The words jumped out at me as I read the page, resonating beyond my half-focused attention to the book in my hand. “[W]e are primarily or even exclusively trusting God to be God in the ways we have become accustomed to thinking about God.*”
How true that is. It is so easy to settle into a habitual and narrowly defined relationship with God. Habits grow out of a desire for some predictability and stability, like the morning routine I follow to get ready for each day. While a morning routine cannot hurt you with its automatic patterns, habitual ways to approaching and thinking about God eventually will shut God out.
The routines or habits, done without thought, get in the way of seeing or responding to what has changed around us. Those accustomed ways of thinking about God become sinful, when sin is understood as a willful separation or turning away from God, because there is no attention focused on how God may be present or available in the moment.
Continuing reading, “Trusting God beyond the God we have understood or known up to now can feel very uncomfortable.” Learning to trust God is much more complicated than human relationships. It is easy to lose the sense of ongoing connection with God. There are times of doubt, times of wondering if God is even there or a self-delusion. Praying can feel like leaving messages on an answering machine. The words are said and the feelings expressed, but we are often left wondering if God is screening the calls, not picking up the phone.
Listening to directees, I hear a common experience of waiting without knowing, wanting some sense of connection and often finding none. Those times of not knowing undermine a sense of trust, especially during times of fear and emergency when the need to trust in God’s concern and support are the highest.
Over and over again we need to be alert to how God may be reaching out to us, in a new way, and learn to trust that God is there even when we do not perceive it. As I have re-read old journals, I have been able to see God’s action in my life in retrospect, even though I could not see during those periods of my life. Sometimes the ways God reaches out to us is so outside our understanding that God seems absent and invisible. It is only after the old understanding is broken apart that the new understanding can be found.
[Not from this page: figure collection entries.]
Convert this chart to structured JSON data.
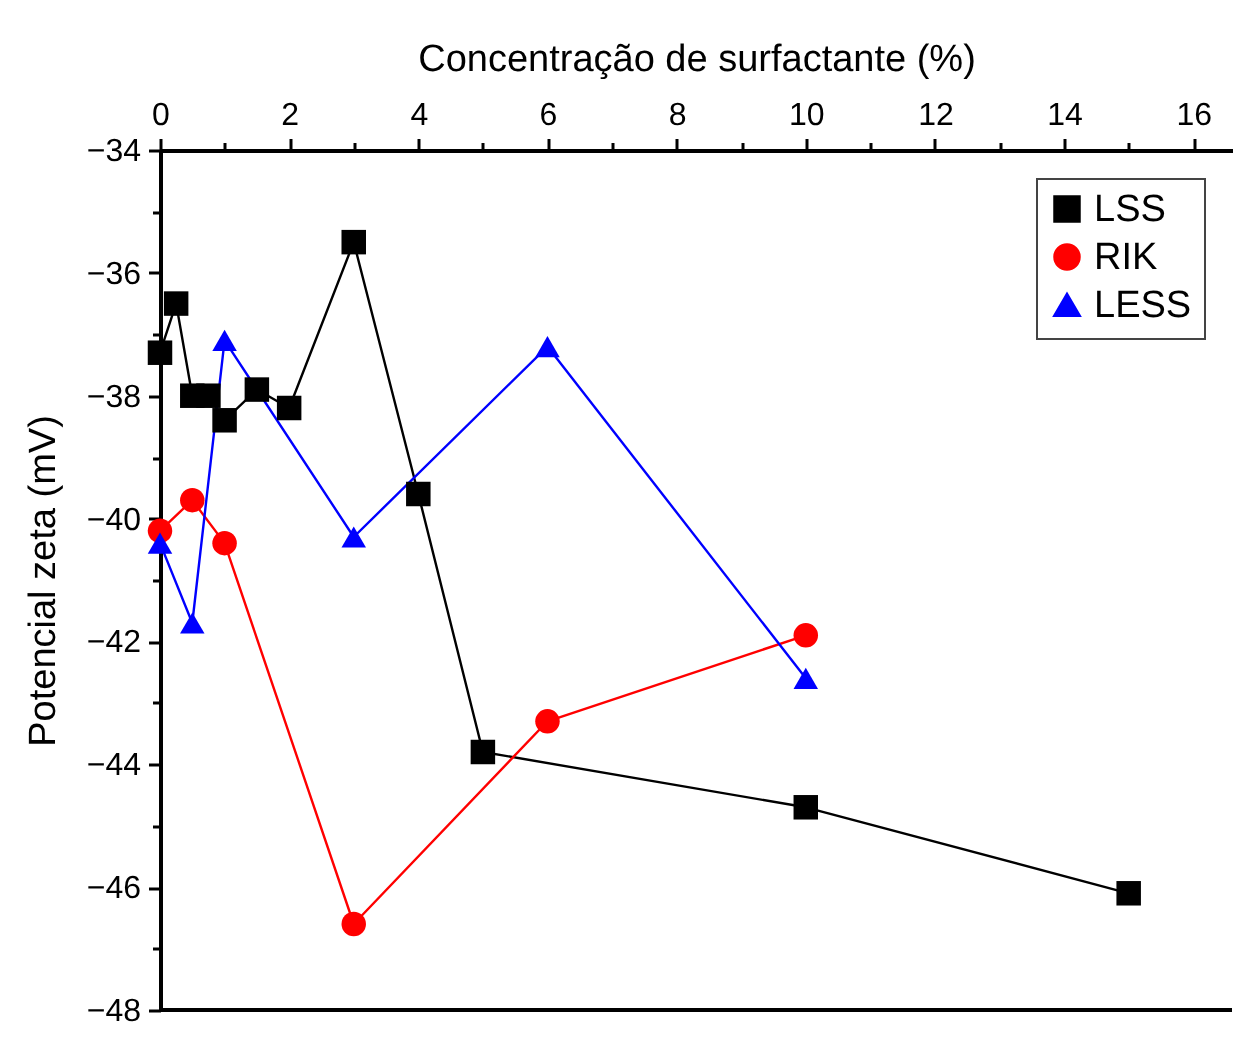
{
  "chart_data": {
    "type": "line",
    "xlabel": "Concentração de surfactante (%)",
    "ylabel": "Potencial zeta (mV)",
    "xlim": [
      0,
      16.6
    ],
    "xticks": [
      0,
      {
        "value": 1,
        "label": null
      },
      2,
      {
        "value": 3,
        "label": null
      },
      4,
      {
        "value": 5,
        "label": null
      },
      6,
      {
        "value": 7,
        "label": null
      },
      8,
      {
        "value": 9,
        "label": null
      },
      10,
      {
        "value": 11,
        "label": null
      },
      12,
      {
        "value": 13,
        "label": null
      },
      14,
      {
        "value": 15,
        "label": null
      },
      16
    ],
    "ylim": [
      -48,
      -34
    ],
    "yticks": [
      -48,
      {
        "value": -47,
        "label": null
      },
      -46,
      {
        "value": -45,
        "label": null
      },
      -44,
      {
        "value": -43,
        "label": null
      },
      -42,
      {
        "value": -41,
        "label": null
      },
      -40,
      {
        "value": -39,
        "label": null
      },
      -38,
      {
        "value": -37,
        "label": null
      },
      -36,
      {
        "value": -35,
        "label": null
      },
      -34
    ],
    "legend": "top right",
    "grid": false,
    "series": [
      {
        "name": "LSS",
        "color": "#000000",
        "marker": "square",
        "x": [
          0,
          0.25,
          0.5,
          0.75,
          1,
          1.5,
          2,
          3,
          4,
          5,
          10,
          15
        ],
        "values": [
          -37.3,
          -36.5,
          -38,
          -38,
          -38.4,
          -37.9,
          -38.2,
          -35.5,
          -39.6,
          -43.8,
          -44.7,
          -46.1
        ]
      },
      {
        "name": "RIK",
        "color": "#ff0000",
        "marker": "circle",
        "x": [
          0,
          0.5,
          1,
          3,
          6,
          10
        ],
        "values": [
          -40.2,
          -39.7,
          -40.4,
          -46.6,
          -43.3,
          -41.9
        ]
      },
      {
        "name": "LESS",
        "color": "#0000ff",
        "marker": "triangle",
        "x": [
          0,
          0.5,
          1,
          3,
          6,
          10
        ],
        "values": [
          -40.4,
          -41.7,
          -37.1,
          -40.3,
          -37.2,
          -42.6
        ]
      }
    ]
  }
}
Bakke then points to the hardest part for me to swallow, “we are called to depend more on God than we do on ourselves – a very unlikely possibility unless we are aided by grace.” Or, in other words, only through acknowledging and accepting the grace that God extends to us will we be able to depend upon God. I struggle with this because it has a circular logic, or begs the question. In order to depend upon God, I need to be aided by grace which comes from God, and if I don’t recognize or accept the grace, then I cannot depend upon God.
I am quickly getting to the edge of what I learned about logical fallacies in college some (let’s leave the number out) years ago. I know that from a logical perspective, Bakke’s statement is false, but that doesn’t make it false as a faith statement. Since I claim to have experienced God in some small way, can I let go of my aversion to the circular argument, rather than getting caught in the intellectual barbed wire?
This is the leap of faith, moving far beyond my comfort zone at this time. I will leave it there for now, but it will still be nagging at me.
*Holy Invitations: Exploring Spiritual Direction by Jeannette A. Bakke. Baker Books, Grand Rapids, MI, 2000. page 63.